What is f(x) = int xe^(x-3)dx if f(0)=-2 ?

2 Answers
Jan 2, 2016

f(x) = xe^(x-3)-e^(x-3) + e^-3-2

Explanation:

f(x)=int xe^(x-3) dx

Use integration by parts

int u (dv) = uv - int v (du)

Selecting u and dv is the first step we should take.

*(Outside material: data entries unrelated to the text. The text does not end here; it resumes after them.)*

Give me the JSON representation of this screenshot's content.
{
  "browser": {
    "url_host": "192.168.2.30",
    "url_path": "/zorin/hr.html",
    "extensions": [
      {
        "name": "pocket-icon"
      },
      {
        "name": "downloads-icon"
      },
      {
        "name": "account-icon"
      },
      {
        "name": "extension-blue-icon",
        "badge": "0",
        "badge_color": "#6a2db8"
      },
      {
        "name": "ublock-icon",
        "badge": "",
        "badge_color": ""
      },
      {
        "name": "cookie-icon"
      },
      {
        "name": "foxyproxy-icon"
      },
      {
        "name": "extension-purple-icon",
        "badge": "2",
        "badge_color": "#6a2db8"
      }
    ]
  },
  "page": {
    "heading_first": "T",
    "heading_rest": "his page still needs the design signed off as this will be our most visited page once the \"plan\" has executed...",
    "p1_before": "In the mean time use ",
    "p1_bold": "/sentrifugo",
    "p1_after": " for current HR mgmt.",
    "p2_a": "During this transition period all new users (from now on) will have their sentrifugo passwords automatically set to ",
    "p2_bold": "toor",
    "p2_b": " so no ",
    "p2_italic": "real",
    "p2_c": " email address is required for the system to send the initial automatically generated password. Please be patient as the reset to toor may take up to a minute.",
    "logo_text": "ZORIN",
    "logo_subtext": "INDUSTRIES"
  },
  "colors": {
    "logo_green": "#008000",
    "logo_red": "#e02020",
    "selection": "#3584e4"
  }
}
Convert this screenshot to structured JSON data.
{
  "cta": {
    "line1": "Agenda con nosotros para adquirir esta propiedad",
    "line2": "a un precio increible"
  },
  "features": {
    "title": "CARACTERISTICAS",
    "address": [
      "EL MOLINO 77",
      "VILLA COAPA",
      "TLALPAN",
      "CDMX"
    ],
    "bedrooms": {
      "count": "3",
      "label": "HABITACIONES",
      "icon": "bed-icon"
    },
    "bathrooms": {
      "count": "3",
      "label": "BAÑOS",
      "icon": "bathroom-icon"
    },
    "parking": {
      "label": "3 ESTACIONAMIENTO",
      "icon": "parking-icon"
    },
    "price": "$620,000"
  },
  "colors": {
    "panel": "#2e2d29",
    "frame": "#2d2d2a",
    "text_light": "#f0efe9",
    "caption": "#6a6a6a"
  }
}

Let u=x and dv = e^(x-3)dx

u=x
du = dx

dv = e^(x-3)dx

int dv = int e^(x-3)dx

v = e^(x-3)

Now our integration becomes

f(x)=int xe^(x-3) dx = xe^(x-3) - int e^(x-3) dx

int xe^(x-3) dx = xe^(x-3)-e^(x-3) + C

f(x) = xe^(x-3)-e^(x-3) + C
Given f(0) = -2
f(0) = 0e^(0-3)-e^(0-3)+C
-2=-e^-3+C
e^-3-2=C

xe^(x-3)-e^(x-3) + e^-3-2

Jan 2, 2016

f(x) = int_0^x te^{t-3} dt - 2
= xe^{x-3} - e^{x-3} + e^{-3} - 2

Explanation:

Instead of using indefinite integration (refer to the other answer by Karthik), one can also use definite integration for this question. The integration is mostly the same.